DoDI 1400.25-V1250 specifies that overseas allowances are not automatic salary supplements, nor are they entitlements.  They are specifically intended as recruitment incentives for U.S. citizen civilian employees living in the United States to accept Federal employment in a foreign area.  If a person is already living in a foreign area, that inducement is normally unnecessary.  Furthermore, the statutory and regulatory languages are permissive and give agency heads considerable discretion in determining whether to grant LQAs to agency employees.  Wesley L. Goecker, 58 Comp. Gen. 738 (1979).  Thus, an agency may withhold LQA payments from an employee when it finds that the circumstances justify such action, and the agency’s action will not be questioned unless it is determined that the agency’s action was arbitrary, capricious, or unreasonable.  Under 5 CFR 178.105, the burden is upon the claimant to establish the liability of the United States and the claimant’s right to payment.  Joseph P. Carrigan, 60 Comp. Gen. 243, 247 (1981); Wesley L. Goecker, 58 Comp. Gen. 738 (1979).  As discussed previously, the claimant has failed to do so.  Since an agency decision made in accordance with established regulations as is evident in the present case cannot be considered arbitrary, capricious, or unreasonable, there is no basis upon which to reverse the decision.

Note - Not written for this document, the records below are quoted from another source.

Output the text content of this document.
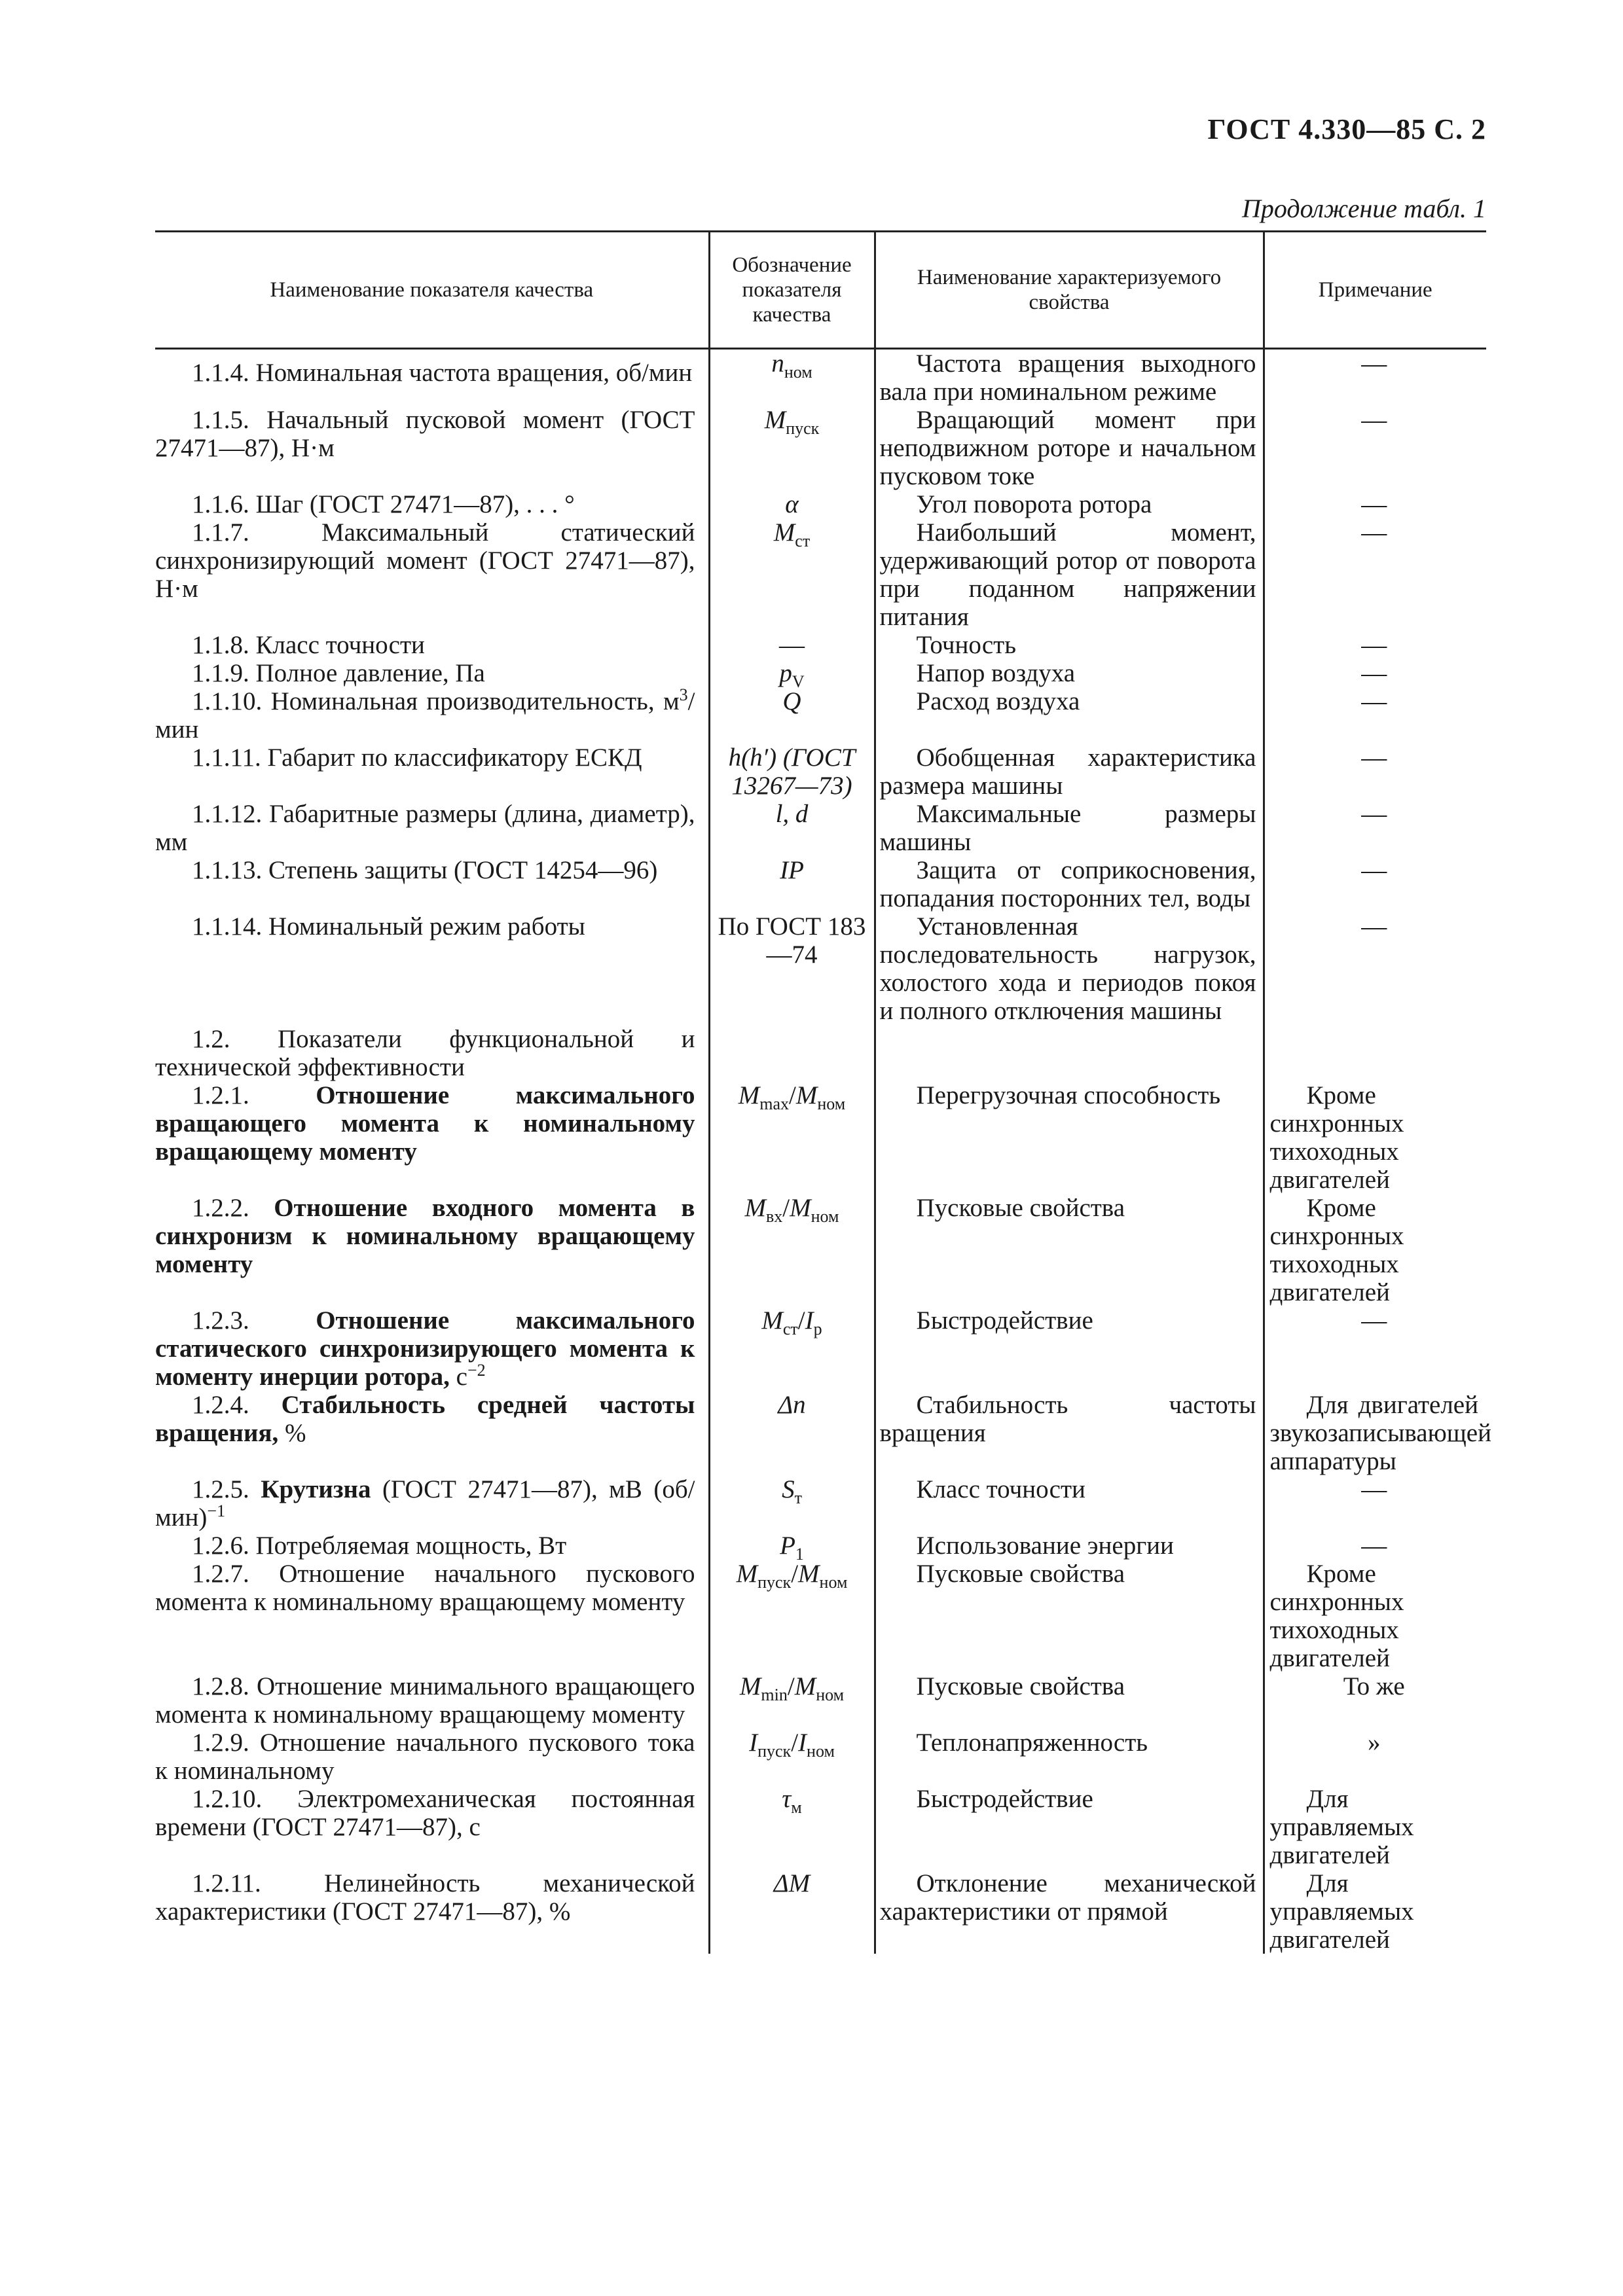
ГОСТ 4.330—85 С. 2
Продолжение табл. 1
Наименование показателя качества	Обозначение показателя качества	Наименование характеризуемого свойства	Примечание

1.1.4. Номинальная частота вращения, об/мин	$n_{ном}$	Частота вращения выходного вала при номинальном режиме	—

1.1.5. Начальный пусковой момент (ГОСТ 27471—87), Н·м	$M_{пуск}$	Вращающий момент при неподвижном роторе и начальном пусковом токе	—

1.1.6. Шаг (ГОСТ 27471—87), . . . °	α	Угол поворота ротора	—

1.1.7. Максимальный статический синхронизирующий момент (ГОСТ 27471—87), Н·м	$M_{ст}$	Наибольший момент, удерживающий ротор от поворота при поданном напряжении питания	—

1.1.8. Класс точности	—	Точность	—

1.1.9. Полное давление, Па	$p_V$	Напор воздуха	—

1.1.10. Номинальная производительность, $м^3$/мин	Q	Расход воздуха	—

1.1.11. Габарит по классификатору ЕСКД	h(h′) (ГОСТ 13267—73)	Обобщенная характеристика размера машины	—

1.1.12. Габаритные размеры (длина, диаметр), мм	l, d	Максимальные размеры машины	—

1.1.13. Степень защиты (ГОСТ 14254—96)	IP	Защита от соприкосновения, попадания посторонних тел, воды	—

1.1.14. Номинальный режим работы	По ГОСТ 183—74	Установленная последовательность нагрузок, холостого хода и периодов покоя и полного отключения машины	—

1.2. Показатели функциональной и технической эффективности			

1.2.1. Отношение максимального вращающего момента к номинальному вращающему моменту	$M_{max}/M_{ном}$	Перегрузочная способность	Кроме синхронных тихоходных двигателей

1.2.2. Отношение входного момента в синхронизм к номинальному вращающему моменту	$M_{вх}/M_{ном}$	Пусковые свойства	Кроме синхронных тихоходных двигателей

1.2.3. Отношение максимального статического синхронизирующего момента к моменту инерции ротора, $с^{-2}$	$M_{ст}/I_р$	Быстродействие	—

1.2.4. Стабильность средней частоты вращения, %	Δn	Стабильность частоты вращения	Для двигателей звукозаписывающей аппаратуры

1.2.5. Крутизна (ГОСТ 27471—87), мВ $(об/мин)^{-1}$	$S_т$	Класс точности	—

1.2.6. Потребляемая мощность, Вт	$P_1$	Использование энергии	—

1.2.7. Отношение начального пускового момента к номинальному вращающему моменту	$M_{пуск}/M_{ном}$	Пусковые свойства	Кроме синхронных тихоходных двигателей

1.2.8. Отношение минимального вращающего момента к номинальному вращающему моменту	$M_{min}/M_{ном}$	Пусковые свойства	То же

1.2.9. Отношение начального пускового тока к номинальному	$I_{пуск}/I_{ном}$	Теплонапряженность	»

1.2.10. Электромеханическая постоянная времени (ГОСТ 27471—87), с	$\tau_м$	Быстродействие	Для управляемых двигателей

1.2.11. Нелинейность механической характеристики (ГОСТ 27471—87), %	ΔM	Отклонение механической характеристики от прямой	Для управляемых двигателей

This settlement is final.  No further administrative review is available within OPM.  Nothing in this settlement limits the claimant’s right to bring an action in an appropriate United States court.

 

[1] Prior to the Serco Inc. employment, the claimant was employed by Dimensions International which the record shows had recruited him in Germany rather than the U.S.  The “substantially continuous employment” concept under DSSR section 031.12b must be with the employer (singular) which recruited the employee in the U.S. immediately prior to appointment and induced the employee to accept overseas employment.  If, as the record shows, the claimant has been employed overseas since 1999, any and all employment after the first that had recruited him in the U.S. broke the continuity of employment of a single employer for purposes of LQA eligibility under DSSR section 031.12b.